CREATE MATERIALIZED VIEW llm_run_usage_summary AS
SELECT run_id,
       SUM(input_tokens) AS input_tokens,
       SUM(output_tokens) AS output_tokens,
       SUM(reasoning_tokens) AS reasoning_tokens,
       SUM(cost_usd) AS total_cost_usd,
       COUNT(*) AS call_count
FROM llm_call_usage
GROUP BY run_id;

3) Cost engine

Add a pricing_catalog keyed by provider+model with time-versioned rates: - input per 1k tokens - output per 1k tokens - reasoning per 1k tokens (if billed separately)

Cost formula per call:

cost = (input_tokens/1000)*rate_in + (output_tokens/1000)*rate_out + (reasoning_tokens/1000)*rate_reason

Store calculated cost and the pricing_version used for reproducibility.

4) API/report integration

Extend run status endpoint with:
total tokens and cost
stage-by-stage usage table
model/provider breakdown
Add a report section in generated plan artifacts:
“Cost & Token Accounting”
includes confidence note when provider usage is partially missing.

5) Structured output handling rule

Critical implementation detail: - Usage is captured from provider raw envelope before JSON parsing/validation. - Structured-output parse failures should not lose token accounting.

6) Reliability and edge cases

If provider usage fields missing:
mark usage_quality = estimated
optional fallback tokenizer estimate
For retries:
log each retry as independent call record
include attempt_number
For streaming:
aggregate chunk usage if available; else finalize from closing usage frame.

7) Rollout phases

Phase A: capture + store usage only (no UI)
Phase B: cost engine + summary endpoint
Phase C: user-visible report + budget alerts
Phase D: optimization recommendations (cost hot spots)

8) Validation checklist

Unit tests for provider mapping parsers
Golden tests with canned raw provider responses
Billing reconciliation tests against provider invoices
Backfill script for historical runs where data exists

Detailed Implementation Plan (Operational Rollout)

Deployment Path

Ship instrumentation behind TOKEN_ACCOUNTING_ENABLED feature flag.
Enable in staging first; reconcile with provider dashboards for 1 week.
Roll out to production with alerting on missing usage payloads.

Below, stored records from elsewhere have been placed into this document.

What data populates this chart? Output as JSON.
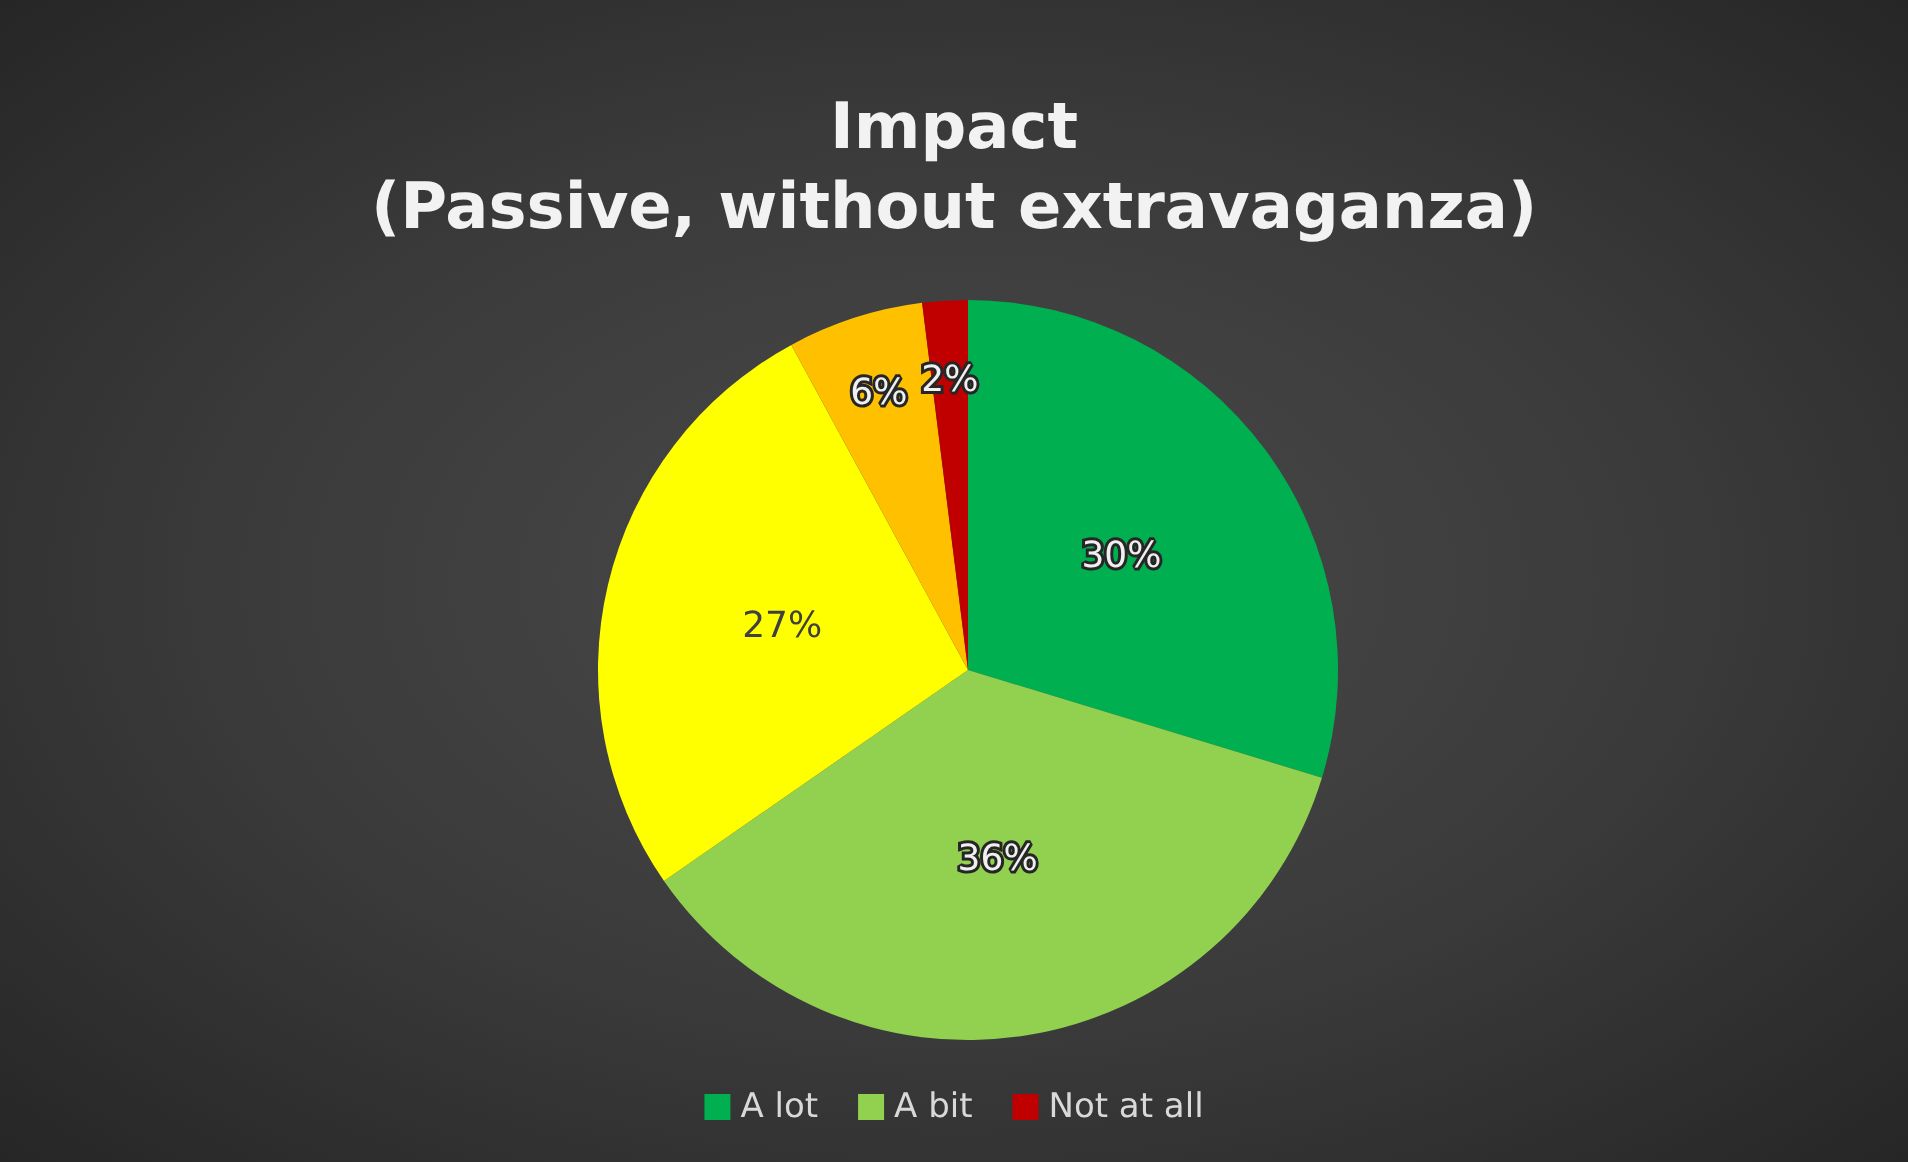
{
  "chart_data": {
    "type": "pie",
    "title": "Impact\n(Passive, without extravaganza)",
    "categories": [
      "A lot",
      "A bit",
      null,
      null,
      "Not at all"
    ],
    "values": [
      30,
      36,
      27,
      6,
      2
    ],
    "colors": [
      "#00b050",
      "#92d050",
      "#ffff00",
      "#ffc000",
      "#c00000"
    ],
    "value_labels": [
      "30%",
      "36%",
      "27%",
      "6%",
      "2%"
    ],
    "legend": "bottom"
  }
}
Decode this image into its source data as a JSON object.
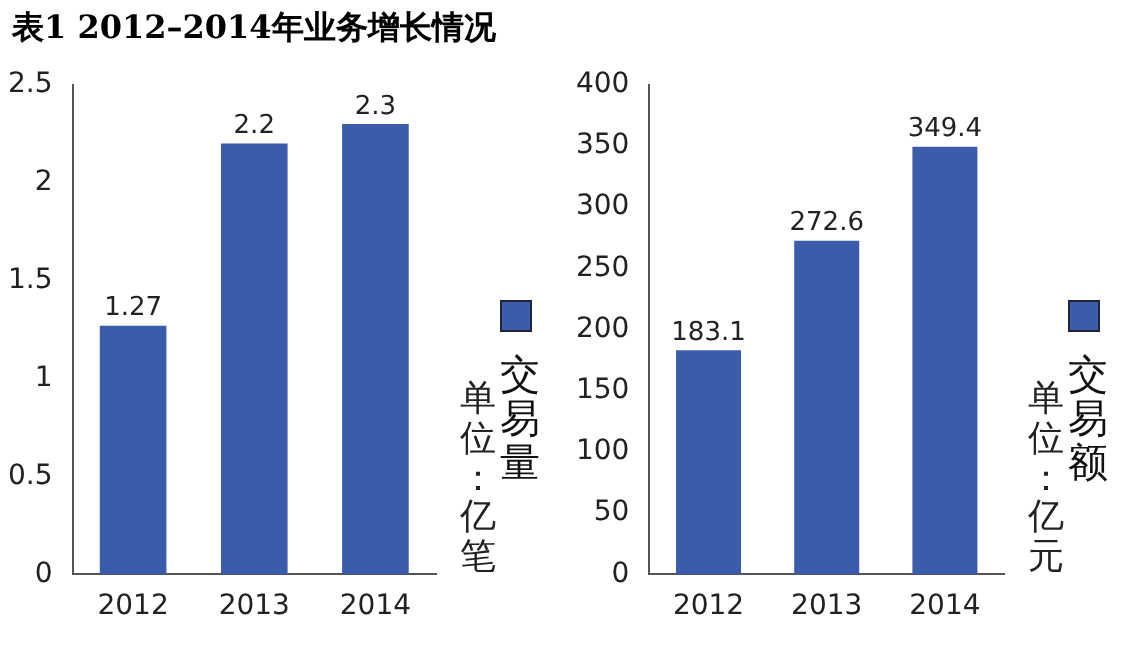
{
  "chart_data": [
    {
      "type": "bar",
      "title": "表1 2012–2014年业务增长情况",
      "categories": [
        "2012",
        "2013",
        "2014"
      ],
      "series": [
        {
          "name": "交易量",
          "color": "#3b5cab",
          "values": [
            1.27,
            2.2,
            2.3
          ]
        }
      ],
      "ylim": [
        0,
        2.5
      ],
      "yticks": [
        0,
        0.5,
        1,
        1.5,
        2,
        2.5
      ],
      "data_labels": true,
      "legend": "right",
      "annotations": [
        "单位：亿笔"
      ]
    },
    {
      "type": "bar",
      "categories": [
        "2012",
        "2013",
        "2014"
      ],
      "series": [
        {
          "name": "交易额",
          "color": "#3b5cab",
          "values": [
            183.1,
            272.6,
            349.4
          ]
        }
      ],
      "ylim": [
        0,
        400
      ],
      "yticks": [
        0,
        50,
        100,
        150,
        200,
        250,
        300,
        350,
        400
      ],
      "data_labels": true,
      "legend": "right",
      "annotations": [
        "单位：亿元"
      ]
    }
  ]
}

Cost Reconciliation Workflow

Daily batch compares internal aggregated cost to provider invoice API.
If variance >2%, emit finance alert and lock optimization recommendations until corrected.

Observability

Metrics: token_usage_capture_rate, usage_parse_failures, cost_variance_pct.
Dashboards by provider/model/stage.

Ownership Model

Platform team owns parser + pricing catalog.
Product team owns user-facing reports and budget controls.